I was left in silence. Trying not to allow myself process what I had just been told, I looked for a distraction.
Reaching for the remote, my fingers barely had strength. I fumbled until the screen lit up.
Stanley Cup Finals. A recap.
The universe really had a sense of humor.
I watched.
There it was. My team. The jersey I bled for.
They’d gone ahead. Played without me. Won without me.
The camera panned to the bench. My seat.
Now filled by Aaron Robinson. Helmet off. Hair slicked back. Face beaming.
A bold “C” stitched over his heart.
The crown I’d earned with blood and broken bones—handed off like it never belonged to me.
Barely minutes after I almost died.
The broadcast exploded.
“…phenomenal since stepping in for Slade…”
“…led the team to their first Cup in eight years…”
“…many say he’s the new face of the franchise…”
The remote slipped from my fingers.
He took my place.
He was me now.
And the world…
Didn’t care if I lived or died.
I changed the channel. Same story. Same face.
No one even mentioned me.
How did they move on so fast?
My chest heaved. Rage boiling in my throat. My fingers curled into weak fists under the blanket.
The door swung open, snapping me out of my rage. I turned, my chest heaving.
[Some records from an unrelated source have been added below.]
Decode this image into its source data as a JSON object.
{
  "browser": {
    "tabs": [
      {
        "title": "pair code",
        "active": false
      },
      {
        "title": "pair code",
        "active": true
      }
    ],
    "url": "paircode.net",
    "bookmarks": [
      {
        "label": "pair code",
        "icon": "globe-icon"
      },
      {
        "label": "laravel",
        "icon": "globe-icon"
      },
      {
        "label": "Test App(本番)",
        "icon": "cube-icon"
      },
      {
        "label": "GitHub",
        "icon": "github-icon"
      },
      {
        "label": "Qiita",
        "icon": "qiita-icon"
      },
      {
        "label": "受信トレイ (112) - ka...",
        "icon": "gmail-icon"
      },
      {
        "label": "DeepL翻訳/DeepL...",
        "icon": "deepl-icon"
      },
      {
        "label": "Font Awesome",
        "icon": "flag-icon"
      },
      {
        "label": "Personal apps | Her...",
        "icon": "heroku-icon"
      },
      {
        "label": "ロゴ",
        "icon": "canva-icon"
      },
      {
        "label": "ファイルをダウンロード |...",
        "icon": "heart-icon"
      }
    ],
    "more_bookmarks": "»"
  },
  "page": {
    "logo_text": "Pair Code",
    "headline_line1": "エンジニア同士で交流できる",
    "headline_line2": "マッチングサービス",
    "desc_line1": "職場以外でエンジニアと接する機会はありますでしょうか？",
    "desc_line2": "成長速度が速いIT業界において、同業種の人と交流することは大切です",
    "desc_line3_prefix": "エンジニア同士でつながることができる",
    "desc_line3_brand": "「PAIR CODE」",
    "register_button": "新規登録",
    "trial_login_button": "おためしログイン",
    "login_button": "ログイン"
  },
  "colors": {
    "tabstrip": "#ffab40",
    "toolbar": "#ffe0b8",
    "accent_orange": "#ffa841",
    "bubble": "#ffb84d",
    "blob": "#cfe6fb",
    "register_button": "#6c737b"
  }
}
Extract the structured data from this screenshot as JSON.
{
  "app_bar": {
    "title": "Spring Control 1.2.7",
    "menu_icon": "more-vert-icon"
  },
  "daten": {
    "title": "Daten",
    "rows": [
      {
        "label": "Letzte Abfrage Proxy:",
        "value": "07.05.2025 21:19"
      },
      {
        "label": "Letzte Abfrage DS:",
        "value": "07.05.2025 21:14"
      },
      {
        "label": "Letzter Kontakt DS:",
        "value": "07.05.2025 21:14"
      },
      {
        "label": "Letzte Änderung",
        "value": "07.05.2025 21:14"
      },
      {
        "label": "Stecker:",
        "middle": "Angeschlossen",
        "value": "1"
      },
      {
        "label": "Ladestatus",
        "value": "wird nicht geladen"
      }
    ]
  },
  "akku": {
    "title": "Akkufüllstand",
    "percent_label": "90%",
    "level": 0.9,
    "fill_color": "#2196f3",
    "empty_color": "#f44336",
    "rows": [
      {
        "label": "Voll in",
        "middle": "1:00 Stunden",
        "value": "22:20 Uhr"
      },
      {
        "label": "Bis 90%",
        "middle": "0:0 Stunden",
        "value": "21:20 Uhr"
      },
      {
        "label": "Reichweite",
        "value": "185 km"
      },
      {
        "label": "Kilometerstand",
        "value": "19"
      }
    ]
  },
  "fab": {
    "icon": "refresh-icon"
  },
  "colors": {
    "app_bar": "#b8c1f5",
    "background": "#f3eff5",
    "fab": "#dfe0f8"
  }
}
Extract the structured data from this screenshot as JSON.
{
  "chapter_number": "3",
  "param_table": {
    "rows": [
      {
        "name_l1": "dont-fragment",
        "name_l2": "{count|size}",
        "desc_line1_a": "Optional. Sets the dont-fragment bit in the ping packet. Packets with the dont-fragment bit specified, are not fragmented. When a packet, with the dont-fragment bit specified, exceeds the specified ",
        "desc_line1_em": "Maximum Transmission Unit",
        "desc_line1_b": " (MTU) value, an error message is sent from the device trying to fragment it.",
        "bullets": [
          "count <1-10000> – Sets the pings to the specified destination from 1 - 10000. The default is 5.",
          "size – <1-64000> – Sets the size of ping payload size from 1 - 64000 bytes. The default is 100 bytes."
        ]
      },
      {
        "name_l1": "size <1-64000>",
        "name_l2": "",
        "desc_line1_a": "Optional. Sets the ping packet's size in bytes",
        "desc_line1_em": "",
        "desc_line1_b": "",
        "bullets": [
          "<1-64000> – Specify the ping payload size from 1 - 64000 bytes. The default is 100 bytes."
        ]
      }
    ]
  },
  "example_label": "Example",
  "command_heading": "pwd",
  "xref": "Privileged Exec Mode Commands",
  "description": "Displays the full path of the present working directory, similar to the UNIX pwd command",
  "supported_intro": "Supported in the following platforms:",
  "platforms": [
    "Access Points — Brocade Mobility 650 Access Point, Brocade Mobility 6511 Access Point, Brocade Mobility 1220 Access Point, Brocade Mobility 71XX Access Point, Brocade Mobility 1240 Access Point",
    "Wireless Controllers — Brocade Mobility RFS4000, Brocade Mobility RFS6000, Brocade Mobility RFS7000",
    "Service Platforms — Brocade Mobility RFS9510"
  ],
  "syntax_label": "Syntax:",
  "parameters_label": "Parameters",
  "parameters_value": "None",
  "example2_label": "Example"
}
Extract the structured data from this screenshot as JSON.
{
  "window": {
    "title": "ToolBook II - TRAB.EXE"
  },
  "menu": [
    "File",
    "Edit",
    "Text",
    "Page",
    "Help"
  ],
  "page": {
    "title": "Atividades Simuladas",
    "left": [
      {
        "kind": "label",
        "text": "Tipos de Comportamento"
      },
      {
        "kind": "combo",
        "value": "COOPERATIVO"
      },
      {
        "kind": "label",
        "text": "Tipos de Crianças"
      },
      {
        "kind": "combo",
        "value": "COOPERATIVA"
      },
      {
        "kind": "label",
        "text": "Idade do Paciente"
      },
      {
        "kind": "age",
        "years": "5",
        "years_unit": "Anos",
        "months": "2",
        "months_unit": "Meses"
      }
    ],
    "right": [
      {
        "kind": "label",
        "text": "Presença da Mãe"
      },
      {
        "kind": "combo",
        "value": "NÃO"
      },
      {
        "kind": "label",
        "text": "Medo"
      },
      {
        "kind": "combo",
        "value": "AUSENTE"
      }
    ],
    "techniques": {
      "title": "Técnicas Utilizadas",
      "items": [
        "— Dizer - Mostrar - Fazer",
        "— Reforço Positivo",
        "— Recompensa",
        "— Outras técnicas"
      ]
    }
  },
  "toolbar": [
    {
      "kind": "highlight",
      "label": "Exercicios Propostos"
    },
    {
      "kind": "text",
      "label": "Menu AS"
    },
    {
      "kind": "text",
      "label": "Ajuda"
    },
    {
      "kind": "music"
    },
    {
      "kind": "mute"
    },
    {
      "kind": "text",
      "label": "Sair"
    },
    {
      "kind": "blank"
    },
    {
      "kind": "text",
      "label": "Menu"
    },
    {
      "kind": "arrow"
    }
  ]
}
My mom rushed in, eyes wide with relief and worry. My brother followed, nodding, his smile forced.
But it was my father’s entrance that made my stomach twist.
He didn’t look relieved. Or even proud.
He looked furious.
I waited. Waited for his voice to break. For his eyes to soften.
For him to say, “Thank God you’re alive.”
Instead, his fist slammed into my jaw.
Pain flared white behind my eyes.
“Why did you do it?” he growled. His eyes bore into mine.